Talvez. Porque, dependendo dos programas instalados em seu micro, sua navegação pode estar sendo observada passo a passo como se atrás de você houvesse uma multidão de olhos curiosos espiando por cima de seu ombro e anotando o endereço de cada sítio visitado, cada clique de mouse, cada atalho percorrido, cada compra feita. E perturbando seu sossego com o espocar de janelas que surgem em sua tela de modo inopinado e não solicitado apresentando publicidade de coisas que não lhe interessam. São os programas conhecidos como “adware” e “spyware”.
O problema não é novo nem desconhecido. Ao contrário: tem sido assunto de discussões, polêmicas e até de ações judiciais. Mas adquiriu nova importância recentemente. Pois ocorre que ultimamente têm sido desenvolvidas formas novas e mais abomináveis de invadir a privacidade alheia, o que causou um súbito recrudescimento do problema. A Earthlink, um dos maiores provedores Internet dos EUA, divulgou semana passada que o número de queixas recebidas de usuários insatisfeitos com esses programas tem aumentado significativamente, o que a levou a fazer uma pesquisa informal cujo resultado é assustador: segundo os dados apurados, de quarenta a cinqüenta porcento de seus usuários possuem algum tipo de programa “adware” ou “spyware” instalado em suas máquinas.
“Adware” é o nome que se dá a um programa desenvolvido com o fim específico de veicular propaganda (“advertisement”, em inglês). Já o termo “spyware” se aplica a programas “espiões” (“spy”, em inglês), que observam suas ações sem seu conhecimento e enviam os dados assim coletados aos servidores das empresas que os criaram.

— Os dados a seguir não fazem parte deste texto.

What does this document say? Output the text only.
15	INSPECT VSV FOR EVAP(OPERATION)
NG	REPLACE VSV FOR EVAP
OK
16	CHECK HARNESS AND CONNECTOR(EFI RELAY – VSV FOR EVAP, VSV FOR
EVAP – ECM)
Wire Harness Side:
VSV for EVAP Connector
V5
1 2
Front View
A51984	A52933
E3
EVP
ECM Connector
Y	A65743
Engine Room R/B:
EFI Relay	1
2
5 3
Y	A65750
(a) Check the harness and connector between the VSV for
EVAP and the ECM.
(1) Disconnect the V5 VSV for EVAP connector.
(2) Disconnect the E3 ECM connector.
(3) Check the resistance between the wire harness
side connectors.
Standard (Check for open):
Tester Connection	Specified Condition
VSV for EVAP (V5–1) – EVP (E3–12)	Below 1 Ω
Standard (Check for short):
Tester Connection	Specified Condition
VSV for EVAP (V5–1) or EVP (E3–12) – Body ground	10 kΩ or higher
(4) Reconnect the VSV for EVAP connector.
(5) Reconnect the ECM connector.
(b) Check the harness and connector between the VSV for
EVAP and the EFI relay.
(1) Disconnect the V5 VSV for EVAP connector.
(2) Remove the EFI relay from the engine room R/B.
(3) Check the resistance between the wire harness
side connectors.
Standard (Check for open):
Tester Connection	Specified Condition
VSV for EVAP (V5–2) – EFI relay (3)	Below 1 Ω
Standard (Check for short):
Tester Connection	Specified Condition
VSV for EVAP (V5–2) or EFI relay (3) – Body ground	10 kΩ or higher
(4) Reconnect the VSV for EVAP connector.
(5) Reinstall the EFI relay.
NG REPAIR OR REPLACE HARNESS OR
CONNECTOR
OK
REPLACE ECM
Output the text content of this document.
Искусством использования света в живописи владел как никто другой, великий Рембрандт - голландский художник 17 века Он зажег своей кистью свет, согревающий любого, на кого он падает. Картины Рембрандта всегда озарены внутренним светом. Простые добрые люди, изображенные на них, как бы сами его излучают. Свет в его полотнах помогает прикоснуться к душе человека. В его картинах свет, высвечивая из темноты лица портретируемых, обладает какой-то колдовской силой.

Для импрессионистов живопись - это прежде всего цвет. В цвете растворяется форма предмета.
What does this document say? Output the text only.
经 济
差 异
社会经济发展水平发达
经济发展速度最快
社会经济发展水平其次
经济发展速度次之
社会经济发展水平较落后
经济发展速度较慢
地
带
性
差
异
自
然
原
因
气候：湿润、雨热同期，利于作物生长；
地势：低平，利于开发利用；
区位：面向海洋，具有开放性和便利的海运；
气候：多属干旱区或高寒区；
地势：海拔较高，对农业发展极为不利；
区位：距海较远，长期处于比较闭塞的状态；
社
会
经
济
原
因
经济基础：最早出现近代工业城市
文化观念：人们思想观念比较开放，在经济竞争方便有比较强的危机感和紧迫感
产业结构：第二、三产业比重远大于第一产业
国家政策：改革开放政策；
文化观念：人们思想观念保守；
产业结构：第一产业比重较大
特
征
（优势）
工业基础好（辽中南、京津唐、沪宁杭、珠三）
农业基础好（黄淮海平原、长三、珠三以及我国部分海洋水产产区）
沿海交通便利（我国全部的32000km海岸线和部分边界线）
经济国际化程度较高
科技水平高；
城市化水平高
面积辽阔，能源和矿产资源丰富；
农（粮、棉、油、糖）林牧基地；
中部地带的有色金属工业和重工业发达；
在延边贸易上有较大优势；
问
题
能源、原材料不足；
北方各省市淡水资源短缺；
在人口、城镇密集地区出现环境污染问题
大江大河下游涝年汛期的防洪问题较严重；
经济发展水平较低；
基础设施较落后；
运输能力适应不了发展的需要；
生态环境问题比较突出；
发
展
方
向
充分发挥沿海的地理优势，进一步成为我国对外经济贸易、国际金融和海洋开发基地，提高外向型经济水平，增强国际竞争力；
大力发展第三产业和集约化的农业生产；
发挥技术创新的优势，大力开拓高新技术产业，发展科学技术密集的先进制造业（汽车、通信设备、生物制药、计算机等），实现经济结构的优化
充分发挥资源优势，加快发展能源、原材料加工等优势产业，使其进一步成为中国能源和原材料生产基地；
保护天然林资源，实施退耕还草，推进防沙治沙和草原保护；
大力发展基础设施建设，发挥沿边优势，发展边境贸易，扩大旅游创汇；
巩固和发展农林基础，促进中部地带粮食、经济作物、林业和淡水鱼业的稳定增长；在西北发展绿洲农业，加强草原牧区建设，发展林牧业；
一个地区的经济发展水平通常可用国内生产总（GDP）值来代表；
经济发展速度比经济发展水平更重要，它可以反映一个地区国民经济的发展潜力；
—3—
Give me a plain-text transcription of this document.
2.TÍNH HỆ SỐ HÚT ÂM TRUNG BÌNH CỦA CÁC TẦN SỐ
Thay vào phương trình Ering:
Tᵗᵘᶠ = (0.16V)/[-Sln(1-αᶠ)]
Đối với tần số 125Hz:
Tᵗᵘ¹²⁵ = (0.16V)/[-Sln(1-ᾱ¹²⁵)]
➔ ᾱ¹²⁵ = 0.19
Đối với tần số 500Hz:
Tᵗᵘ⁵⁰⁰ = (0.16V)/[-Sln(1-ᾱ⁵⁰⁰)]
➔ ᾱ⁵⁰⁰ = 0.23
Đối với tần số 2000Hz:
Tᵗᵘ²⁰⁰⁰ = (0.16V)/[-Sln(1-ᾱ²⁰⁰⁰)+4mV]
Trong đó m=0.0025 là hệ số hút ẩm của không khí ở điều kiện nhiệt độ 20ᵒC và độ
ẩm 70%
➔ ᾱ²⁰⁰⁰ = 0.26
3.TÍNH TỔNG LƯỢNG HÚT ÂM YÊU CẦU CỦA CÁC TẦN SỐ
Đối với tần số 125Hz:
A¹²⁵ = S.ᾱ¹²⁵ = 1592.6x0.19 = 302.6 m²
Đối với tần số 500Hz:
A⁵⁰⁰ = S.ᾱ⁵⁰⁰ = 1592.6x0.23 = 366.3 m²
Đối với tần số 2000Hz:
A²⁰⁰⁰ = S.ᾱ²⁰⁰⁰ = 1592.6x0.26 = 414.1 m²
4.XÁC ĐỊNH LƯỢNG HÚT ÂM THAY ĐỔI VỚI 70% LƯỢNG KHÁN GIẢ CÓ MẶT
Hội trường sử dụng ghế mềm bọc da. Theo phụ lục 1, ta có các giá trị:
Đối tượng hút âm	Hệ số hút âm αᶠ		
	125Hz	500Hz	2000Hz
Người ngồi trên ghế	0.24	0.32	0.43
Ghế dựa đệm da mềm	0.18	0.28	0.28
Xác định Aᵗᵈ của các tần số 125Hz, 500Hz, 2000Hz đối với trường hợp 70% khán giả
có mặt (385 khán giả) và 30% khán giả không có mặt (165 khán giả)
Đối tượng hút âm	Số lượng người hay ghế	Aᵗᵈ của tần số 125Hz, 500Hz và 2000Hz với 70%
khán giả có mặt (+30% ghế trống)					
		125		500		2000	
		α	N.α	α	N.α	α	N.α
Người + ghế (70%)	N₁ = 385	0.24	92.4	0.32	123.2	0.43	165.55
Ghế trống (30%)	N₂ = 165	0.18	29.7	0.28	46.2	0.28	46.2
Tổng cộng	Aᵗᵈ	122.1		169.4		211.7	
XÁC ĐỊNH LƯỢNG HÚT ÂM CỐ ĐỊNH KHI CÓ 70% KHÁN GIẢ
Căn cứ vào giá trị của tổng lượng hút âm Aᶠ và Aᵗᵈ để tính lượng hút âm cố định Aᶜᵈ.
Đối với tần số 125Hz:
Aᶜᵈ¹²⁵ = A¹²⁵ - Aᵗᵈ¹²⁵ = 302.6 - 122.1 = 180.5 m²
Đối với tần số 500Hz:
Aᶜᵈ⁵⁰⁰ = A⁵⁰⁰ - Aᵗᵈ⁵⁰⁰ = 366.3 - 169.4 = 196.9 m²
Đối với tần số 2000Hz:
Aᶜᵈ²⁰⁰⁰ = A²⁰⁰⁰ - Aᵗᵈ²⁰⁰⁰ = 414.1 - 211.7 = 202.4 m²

A maioria dos programas tipo “adware” são também “spyware”. É claro que, em sã consciência, ninguém instalaria uma porcaria dessas em suas máquinas. Por isso eles apelam para artifícios pouco recomendáveis para se infiltrar. Geralmente são instalados juntamente com os programas gratuitos mais populares, muitas vezes de forma furtiva ou disfarçada. É por isso que tais programas podem se dar ao luxo da gratuidade: são financiados pelas empresas que distribuem os indesejáveis penduricalhos instalados com eles, na maior parte das vezes à revelia do usuário.
A coisa funciona assim: quase todos os aplicativos gratuitos (“freeware”) exigem, durante a instalação, que o usuário informe alguns dados pessoais em um formulário de registro. Antes de preenchê-lo, leia cuidadosamente os termos da licença de uso. É provável que, escondida entra as diversas cláusulas padrão, exista uma informando que aqueles dados podem ser livremente usados, juntamente com outras informações pessoais – por exemplo, seus hábitos de navegação, o tempo que você passa visitando cada sítio e o tipo e quantidade de compras que você fez via Internet – colhidas sub-repticiamente por um “spyware” que roda em segundo plano enquanto você navega inocentemente pela rede. E ao aceitar os termos da licença você implicitamente forneceu sua autorização para que tais dados passem a ser livremente usados.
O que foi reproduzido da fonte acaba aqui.